Trance is a genre that is typically associated with unity and acceptance, yet when artists divert from the “classic” sound there can be a lot of backlash from fans. What do you attribute that to and what do you see for the future of the genre?
“I have to say I hate the haters hating and feel this kind of attack on artists is ridiculous! Music needs to progress, and artists need to diversify their sound to prevent boredom, if not insanity! Many years back I used to worry if I might be stepping out of my genre. Now I don't even think twice. But some seem to get a lot of flack for doing just that. I recall Orjan Nilsen mentioning this before and one point he made was that people are un-accepting of him being experimental now and are pointing at his earlier work as 'classics.' Yet at the time he made those 'classics,' he also received a backlash about them being different! I think the reason trance fans are more notorious for this response is because they're generally very passionate about their scene, don't want to 'lose' their favorite artists, and have always been more active online.”
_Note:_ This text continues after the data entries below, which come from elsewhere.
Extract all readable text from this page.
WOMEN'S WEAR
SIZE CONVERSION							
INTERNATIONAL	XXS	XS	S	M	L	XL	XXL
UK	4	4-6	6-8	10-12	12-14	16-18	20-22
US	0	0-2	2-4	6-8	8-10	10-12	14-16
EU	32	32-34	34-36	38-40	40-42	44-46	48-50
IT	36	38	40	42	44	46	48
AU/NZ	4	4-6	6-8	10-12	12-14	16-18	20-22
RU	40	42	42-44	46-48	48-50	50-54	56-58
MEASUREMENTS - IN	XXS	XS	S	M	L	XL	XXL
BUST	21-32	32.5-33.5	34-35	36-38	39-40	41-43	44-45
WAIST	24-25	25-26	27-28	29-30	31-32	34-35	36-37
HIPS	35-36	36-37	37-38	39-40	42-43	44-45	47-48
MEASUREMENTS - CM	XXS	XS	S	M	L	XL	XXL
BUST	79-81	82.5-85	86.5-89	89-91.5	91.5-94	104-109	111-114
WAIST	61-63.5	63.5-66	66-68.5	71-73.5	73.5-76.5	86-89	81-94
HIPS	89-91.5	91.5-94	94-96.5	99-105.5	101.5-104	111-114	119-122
You celebrated the 100th episode of your Intercity radio show with an incredible 24-hour worldwide broadcast. What went into creating the concept and how did you go about selecting the artists involved?
“Yeah, that show was a big success, I think we ended up with some 20,000 tweets using the hashtag and it trended globally on Twitter. The idea for Intercity 100 was to choose a selection of artists from all around the world, scheduling their set times so they'd be playing peak time in their own country. I'm celebrating Intercity 150 in a week's time and I'm doing another 24 hour takeover of Afterhours FM. Again, this year's artists include some of the biggest names in trance, including Paul van Dyk, Paul Oakenfold, Ferry Corsten, and Markus Schulz.”
How crucial do you think the presence of podcasts and radio shows is in today's technology-driven music scene?
“Probably less crucial now as the scene is over-saturated with them, but it's a great way to reach out to your followers, not only the ones who come to club shows but also those who maybe don't get to see your sets very often due to their location.”
Owning your own label, you must be constantly exposed to new music. What emerging styles and sounds do you see as the most promising? How do you deal with the nonstop influx of music?
“It's difficult to say right now, as much of what we get sent is stuff chasing the current commercial trends. I've picked up on a few breaks-infused trancers of late, that could be interesting. I fortunately have assistance in dealing with the vast quantities of demos we receive. I'm still head of A&R at Lange Recordings, I can't let go of that role, and I try to be as involved with the artists who sign to us as possible.”
Where do you see the scene, and yourself, in three years?
“I expect the EDM scene in the USA will have definitely come back down to earth by then. Maybe an emerging country like India will be the next EDM hotspot! As I mentioned before, I'd like to think there will be a move by clubbers to support the more underground venues, and that the trance scene will have benefitted from this. Me? I'll probably have forgotten just how difficult this latest album was to write and I'll be considering making my fourth! Please can someone remind me not to do it in 2016?”